A thread executing in a separate address space from its application kernel makes ``system calls'' to its kernel using the standard processor trap instruction. When a thread issues a trap instruction, the processor traps to the Cache Kernel, which then forwards the thread to start executing a trap handler in its application kernel using the same approach as described for page fault handling. This trap forwarding uses similar techniques to those described for UNIX binary emulation . A trap executed by a thread executing in its application kernel (address space) is handled as a Cache Kernel call. An application that is linked directly in the same address space with its application kernel calls its application kernel as a library using normal procedure calls, and invokes the Cache Kernel directly using trap instructions.

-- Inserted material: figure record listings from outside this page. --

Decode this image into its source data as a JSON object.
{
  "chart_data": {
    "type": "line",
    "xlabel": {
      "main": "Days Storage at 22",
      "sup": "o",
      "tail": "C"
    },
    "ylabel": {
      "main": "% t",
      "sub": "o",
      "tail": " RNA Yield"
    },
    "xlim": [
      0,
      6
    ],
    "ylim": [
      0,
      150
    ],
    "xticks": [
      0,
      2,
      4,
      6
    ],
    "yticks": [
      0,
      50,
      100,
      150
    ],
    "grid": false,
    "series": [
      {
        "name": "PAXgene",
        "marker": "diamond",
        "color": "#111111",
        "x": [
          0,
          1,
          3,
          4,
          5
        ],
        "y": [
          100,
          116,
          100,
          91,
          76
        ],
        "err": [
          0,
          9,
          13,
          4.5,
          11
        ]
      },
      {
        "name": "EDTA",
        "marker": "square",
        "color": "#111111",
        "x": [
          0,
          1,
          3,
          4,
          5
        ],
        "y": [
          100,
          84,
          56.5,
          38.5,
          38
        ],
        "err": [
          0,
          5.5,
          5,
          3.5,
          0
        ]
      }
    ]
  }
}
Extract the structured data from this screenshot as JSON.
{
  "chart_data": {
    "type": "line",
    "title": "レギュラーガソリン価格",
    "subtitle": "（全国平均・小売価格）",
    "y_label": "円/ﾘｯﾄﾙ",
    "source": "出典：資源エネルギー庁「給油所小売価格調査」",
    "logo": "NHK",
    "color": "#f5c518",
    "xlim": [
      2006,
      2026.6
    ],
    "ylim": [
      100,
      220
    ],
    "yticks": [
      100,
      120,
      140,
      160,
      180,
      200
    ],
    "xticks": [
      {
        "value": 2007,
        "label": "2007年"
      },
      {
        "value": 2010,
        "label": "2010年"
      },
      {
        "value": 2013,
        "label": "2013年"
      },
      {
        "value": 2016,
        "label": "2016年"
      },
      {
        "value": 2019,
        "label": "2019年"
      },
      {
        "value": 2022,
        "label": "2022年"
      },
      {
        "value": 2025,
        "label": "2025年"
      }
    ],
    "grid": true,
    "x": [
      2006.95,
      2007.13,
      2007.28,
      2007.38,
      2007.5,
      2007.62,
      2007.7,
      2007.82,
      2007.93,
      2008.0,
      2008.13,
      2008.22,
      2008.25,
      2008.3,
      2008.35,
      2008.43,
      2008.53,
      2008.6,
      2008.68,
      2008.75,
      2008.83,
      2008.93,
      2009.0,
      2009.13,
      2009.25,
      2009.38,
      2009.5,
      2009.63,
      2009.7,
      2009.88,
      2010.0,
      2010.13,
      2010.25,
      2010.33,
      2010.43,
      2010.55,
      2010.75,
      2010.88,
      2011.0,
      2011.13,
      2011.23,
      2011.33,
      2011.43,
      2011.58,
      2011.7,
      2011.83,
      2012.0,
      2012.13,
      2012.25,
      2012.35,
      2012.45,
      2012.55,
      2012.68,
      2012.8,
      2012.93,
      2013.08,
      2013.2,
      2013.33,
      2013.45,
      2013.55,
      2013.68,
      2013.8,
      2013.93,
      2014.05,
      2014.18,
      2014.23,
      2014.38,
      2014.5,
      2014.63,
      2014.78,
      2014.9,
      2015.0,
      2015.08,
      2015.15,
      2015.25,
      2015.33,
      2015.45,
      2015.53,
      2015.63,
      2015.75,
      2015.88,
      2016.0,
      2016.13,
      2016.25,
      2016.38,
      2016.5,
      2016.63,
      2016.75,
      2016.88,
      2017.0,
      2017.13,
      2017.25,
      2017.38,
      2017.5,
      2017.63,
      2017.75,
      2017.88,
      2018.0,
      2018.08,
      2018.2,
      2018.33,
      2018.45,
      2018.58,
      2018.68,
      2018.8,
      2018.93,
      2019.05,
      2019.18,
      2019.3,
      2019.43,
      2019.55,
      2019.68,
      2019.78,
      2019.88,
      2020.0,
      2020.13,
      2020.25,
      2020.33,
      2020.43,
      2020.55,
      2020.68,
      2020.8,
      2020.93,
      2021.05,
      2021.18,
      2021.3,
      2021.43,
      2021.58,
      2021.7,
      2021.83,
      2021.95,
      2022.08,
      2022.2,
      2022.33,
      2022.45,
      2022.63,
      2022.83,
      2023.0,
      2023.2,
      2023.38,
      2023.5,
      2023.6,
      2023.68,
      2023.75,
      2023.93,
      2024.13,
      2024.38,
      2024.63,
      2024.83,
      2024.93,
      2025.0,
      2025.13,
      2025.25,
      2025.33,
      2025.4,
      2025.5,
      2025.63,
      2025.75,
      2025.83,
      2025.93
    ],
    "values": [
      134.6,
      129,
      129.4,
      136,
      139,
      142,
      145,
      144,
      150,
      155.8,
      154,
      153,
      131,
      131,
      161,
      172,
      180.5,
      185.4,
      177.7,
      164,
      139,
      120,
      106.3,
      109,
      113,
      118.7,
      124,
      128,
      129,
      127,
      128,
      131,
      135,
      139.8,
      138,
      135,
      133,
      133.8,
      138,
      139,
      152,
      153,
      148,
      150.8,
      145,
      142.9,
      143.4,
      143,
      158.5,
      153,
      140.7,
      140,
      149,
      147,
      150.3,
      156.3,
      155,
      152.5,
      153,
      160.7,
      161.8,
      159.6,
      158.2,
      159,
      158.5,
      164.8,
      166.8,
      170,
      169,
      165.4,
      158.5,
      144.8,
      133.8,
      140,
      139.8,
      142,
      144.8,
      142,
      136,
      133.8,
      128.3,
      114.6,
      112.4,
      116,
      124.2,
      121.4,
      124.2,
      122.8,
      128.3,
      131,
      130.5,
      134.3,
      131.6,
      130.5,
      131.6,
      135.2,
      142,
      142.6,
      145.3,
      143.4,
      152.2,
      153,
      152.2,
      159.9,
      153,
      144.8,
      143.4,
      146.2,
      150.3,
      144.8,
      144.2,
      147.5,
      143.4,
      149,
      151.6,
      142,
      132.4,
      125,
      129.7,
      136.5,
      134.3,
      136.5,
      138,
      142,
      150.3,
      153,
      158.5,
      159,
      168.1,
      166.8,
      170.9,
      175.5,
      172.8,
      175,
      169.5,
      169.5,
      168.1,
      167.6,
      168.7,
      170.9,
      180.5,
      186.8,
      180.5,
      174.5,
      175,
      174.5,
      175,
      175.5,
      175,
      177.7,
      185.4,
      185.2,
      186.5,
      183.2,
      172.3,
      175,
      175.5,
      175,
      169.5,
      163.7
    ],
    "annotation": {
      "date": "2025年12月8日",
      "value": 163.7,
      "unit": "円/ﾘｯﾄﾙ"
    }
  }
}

The trap, page-fault and exception forwarding mechanisms provide ``vertical'' communication between the applications and their application kernels, and between the application kernels and the Cache Kernel. That is, ``vertical'' refers to communication between different levels of protection in the same process or thread, namely supervisor mode, kernel mode and conventional user mode. ``Horizontal'' communication refers to communication between processes, such as between application kernels and communication with other services and devices. It uses memory-based messaging, as described in the previous subsection.